A través del proyecto Voces, columnas escritas que tiempo después encontraron su complemento en una serie de video cápsulas grabadas con diferentes profesionales del arte, he podido conversar con artistas de muy diversos perfiles, ideologías, edades y procedencias y escuchar y aprender de sus experiencias y su visión particular del mundo. La más reciente fue una conversación especialmente cautivadora con el escultor Tiburcio Ortiz, quien a sus más de 80 años compartió sus ideas con lucidez, precisión y sentido crítico, derivando en varias reflexiones.
Por un lado, me resulta fascinante la historia de su vida. Nacido en la Mixteca, en el contexto de una vida campesina, pareciera que Tiburcio desafió su destino o más bien, que salió a su encuentro, retando prejuicios y expectativas y convirtiéndose en un artista de gran refinamiento con un lenguaje plástico muy personal y una concepción del mundo que sigue siendo el eje rector de su trabajo.

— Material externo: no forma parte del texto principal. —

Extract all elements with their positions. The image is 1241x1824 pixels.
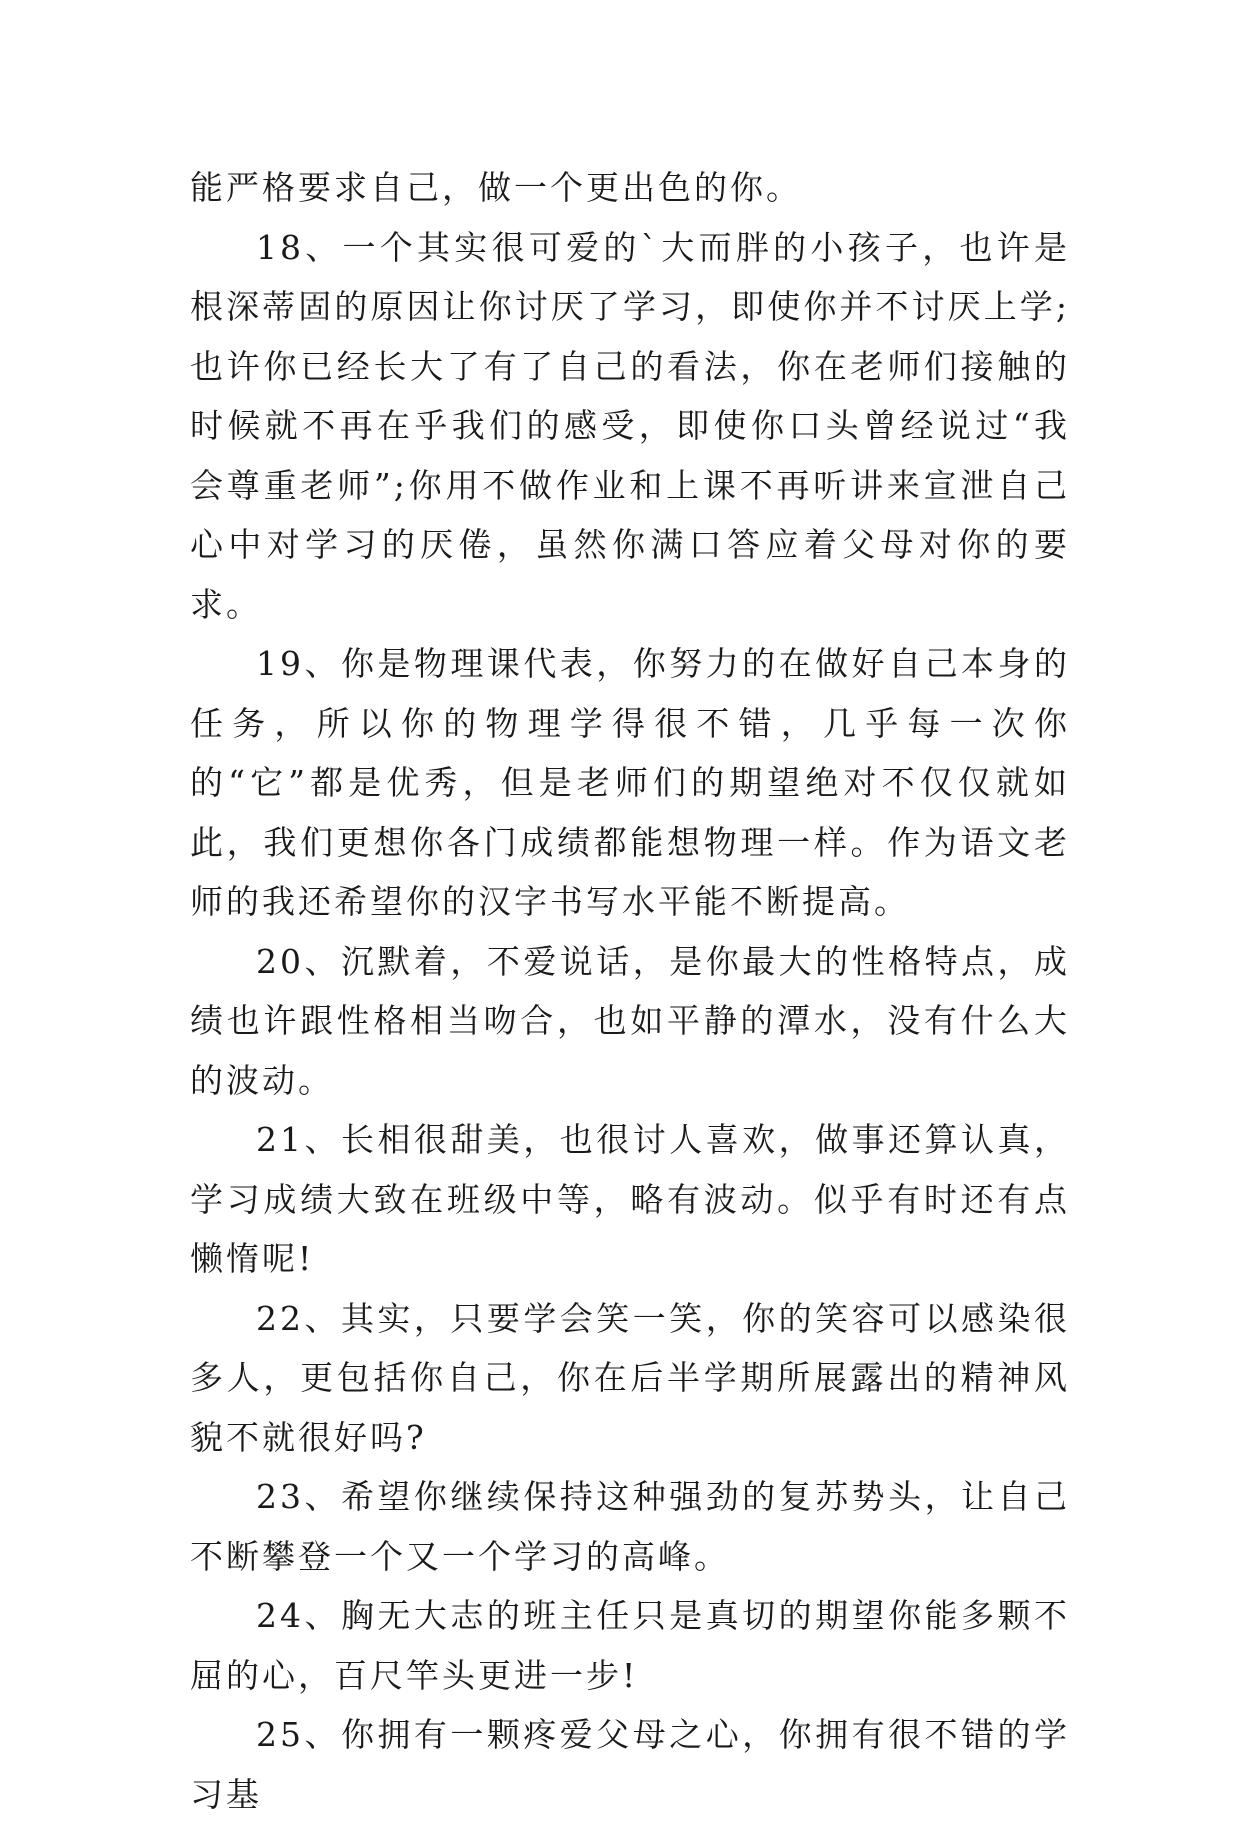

Aunque siempre tuvo sensibilidad y habilidad para el dibujo, Tiburcio ingresó a la escuela de artes –según cuenta con humor y calidez– casi por casualidad, gracias a que no había nadie más formado en la ventanilla de los aspirantes a artistas en ese momento. Tiburcio transitó de la milpa al ejército y de ahí a la academia. Así fue que recibió una educación artística muy completa en un momento histórico particular, quizá en el último resquicio del México moderno, logrando superar muchas dificultades y lo que él mismo describe como un “camino muy oscuro”, para tener una carrera larga, genuina y fructífera que además le ha proporcionado un sustento.
Tiburcio Ortiz es un artista que habla y lo hace fuerte y claro. Su voz resuena aún más en un medio artístico que está prácticamente silenciado, donde muchos artistas temen defender sus ideales o siquiera tenerlos. Tiburcio es quizá uno de los últimos vestigios de una aguerrida y temida generación de artistas mexicanos que se expresaban con tal efectividad –desde su obra y en ocasiones también desde la palabra– que eran capaces de convocar y sacudir conciencias, de confrontar y alterar el orden establecido.
Existen hoy en día pocos artistas en México cuya práctica se haya nutrido poética e intelectualmente de la superposición de tantos y tan diversos universos: el México indígena a través de la mitología y cosmovisión del mundo mixteco; el México rural, vinculado a usos y costumbres ancestrales, así como a la naturaleza misma; el México urbano, dinámico y cambiante; el México moderno a través de la permanencia del discurso vasconcelista sobre la identidad nacional, el mestizaje y la defensa de lo propio; y el México contemporáneo, completamente globalizado y determinado por grandes cambios de paradigmas educativos, artísticos y sociales. Tiburcio ha incorporado todo lo anterior a la forma escultórica, la cual bebe de muy diversas capas, contradicciones, polaridades, ciclos y realidades sin desperdiciar nada. Y aunque pudiera parecerle a algunos que las ideas de Tiburcio son anacrónicas en relación a sus experiencias, motivaciones e intereses, también es cierto que el actual régimen sociopolítico, en el contexto específico de la inclusión y reivindicación de los pueblos indígenas, no ha logrado reconocer el lugar de un artista como él.
Y aunque el tamaño de un artista no se mide por el apoyo institucional que recibe, no puedo evitar pensar que, a pesar del discurso dominante que podría tener una deuda con él, Tiburcio Ortiz merece reconocimiento, tanto por su trayectoria como por la calidad de su obra. En vez de eso, observamos constantemente que los espacios expositivos más importantes del país continúan visibilizando y celebrando al mismo grupo de artistas, alineados con el mismo discurso neoliberal globalizante que ha persistido en los últimos tres o cuatro sexenios, aún tratándose de partidos políticos e ideologías aparentemente contrapuestos.